What we are witnessing is the importance of iconic Soviet artefacts and spaces for post-Soviet identity building. These artefacts (the objects and the films, among other things) are objects of agency – they evoke memories of a past even as they help frame a critique of the political, social and moral order in the present. After all, this nostalgia for the Soviet period is rarely a longing for a revival of the old political order. It is nostalgia for the implicit social pact that existed between state and society – a pact that has now all but disappeared in post-Soviet Russia. Frequently it is articulated as a yearning for the moral certitudes of the time, and for a re-legitimisation of personal histories that unfolded in a politically contested past.

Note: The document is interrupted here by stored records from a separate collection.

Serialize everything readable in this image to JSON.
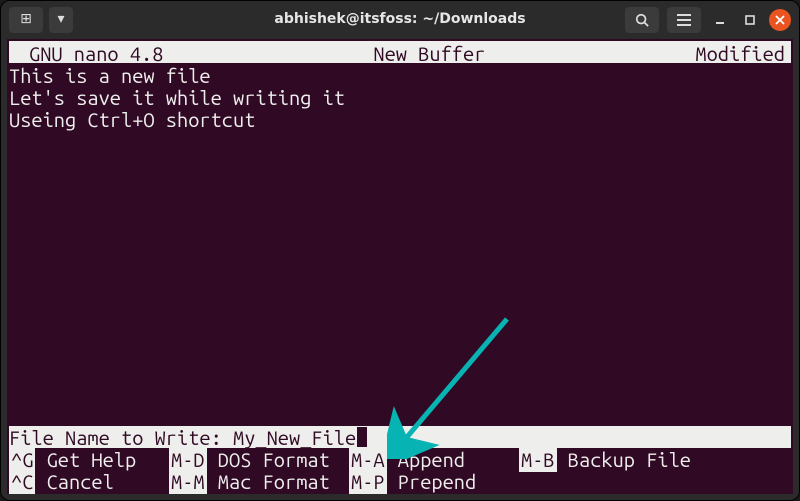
{
  "window": {
    "title": "abhishek@itsfoss: ~/Downloads"
  },
  "titlebar": {
    "new_tab_icon": "⊞",
    "dropdown_icon": "▾"
  },
  "editor": {
    "header": {
      "app": "GNU nano 4.8",
      "buffer": "New Buffer",
      "status": "Modified"
    },
    "lines": {
      "l1": "This is a new file",
      "l2": "Let's save it while writing it",
      "l3": "Useing Ctrl+O shortcut"
    },
    "prompt": {
      "label": "File Name to Write: ",
      "value": "My_New_File"
    },
    "shortcuts": {
      "r1": {
        "k1": "^G",
        "t1": " Get Help",
        "k2": "M-D",
        "t2": " DOS Format",
        "k3": "M-A",
        "t3": " Append",
        "k4": "M-B",
        "t4": " Backup File"
      },
      "r2": {
        "k1": "^C",
        "t1": " Cancel",
        "k2": "M-M",
        "t2": " Mac Format",
        "k3": "M-P",
        "t3": " Prepend",
        "k4": "",
        "t4": ""
      }
    }
  },
  "arrow_color": "#08b3b3"
}
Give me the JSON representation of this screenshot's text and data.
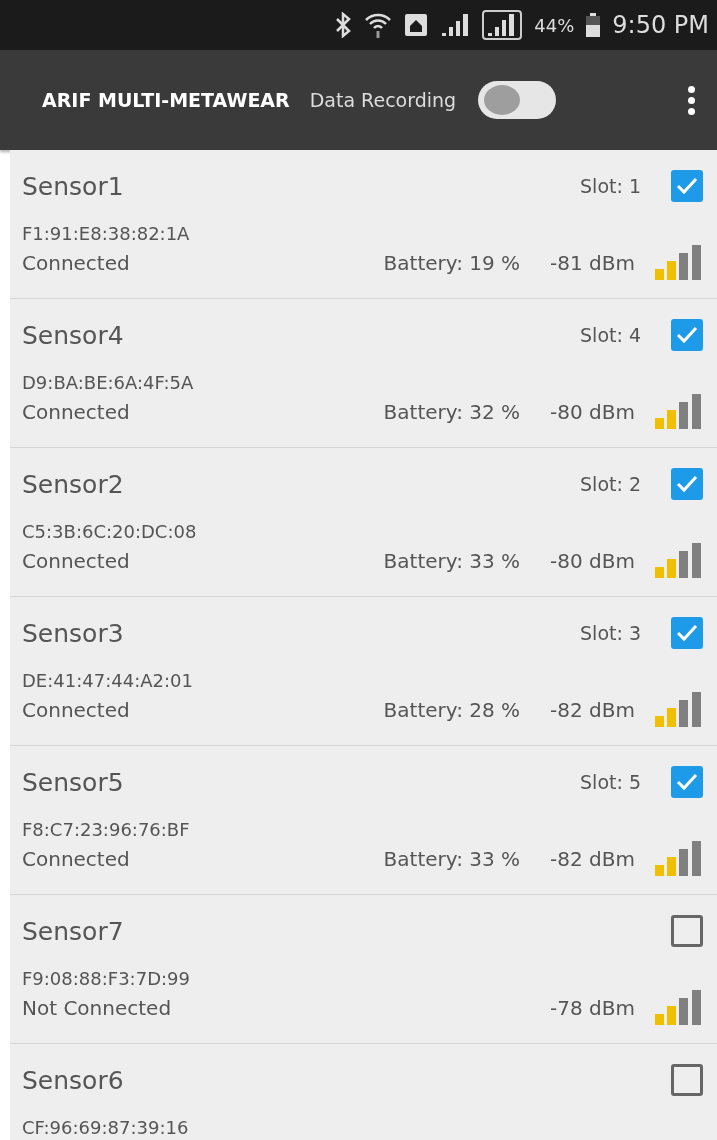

These numerous blogs, websites and digital videos represent a desire to write one’s personal recollections and experiences into a larger Russian collective memory. They are an attempt to remember with affection and even irony, and contribute to official narratives that have foregrounded militaristic episodes in Soviet history but not given the same courtesy to everyday life in the past. The recollections of a better and gentler time are not unique to the post-socialist experience, but here they suggest specifically that the Soviet everyday is just as redeemable as Soviet heroism. These constructions of Soviet life represent a quest for continuity with the past as a basis for a coherent Russian identity today. Many Russians wish to excavate from their experiences of the Soviet period something whose value is enhanced in a post-modern Russia.
The nostalgia for Soviet normality is not uncontested, however. Posted online, these memories are invariably met with discussion and debate in this age of networked communications. Nostalgic recollections of Soviet everyday life are challenged by others who refuse to let memories of the shortage economy, tedious bureaucracy, dreary living conditions and lack of political freedoms be silenced. The history of one of the 20th century’s most radical political experiments continues to be rewritten and re-experienced, with affection and scathing critique, in these spaces of connective memory.
Sudha Rajagopalan is an assistant professor at the University of Amsterdam.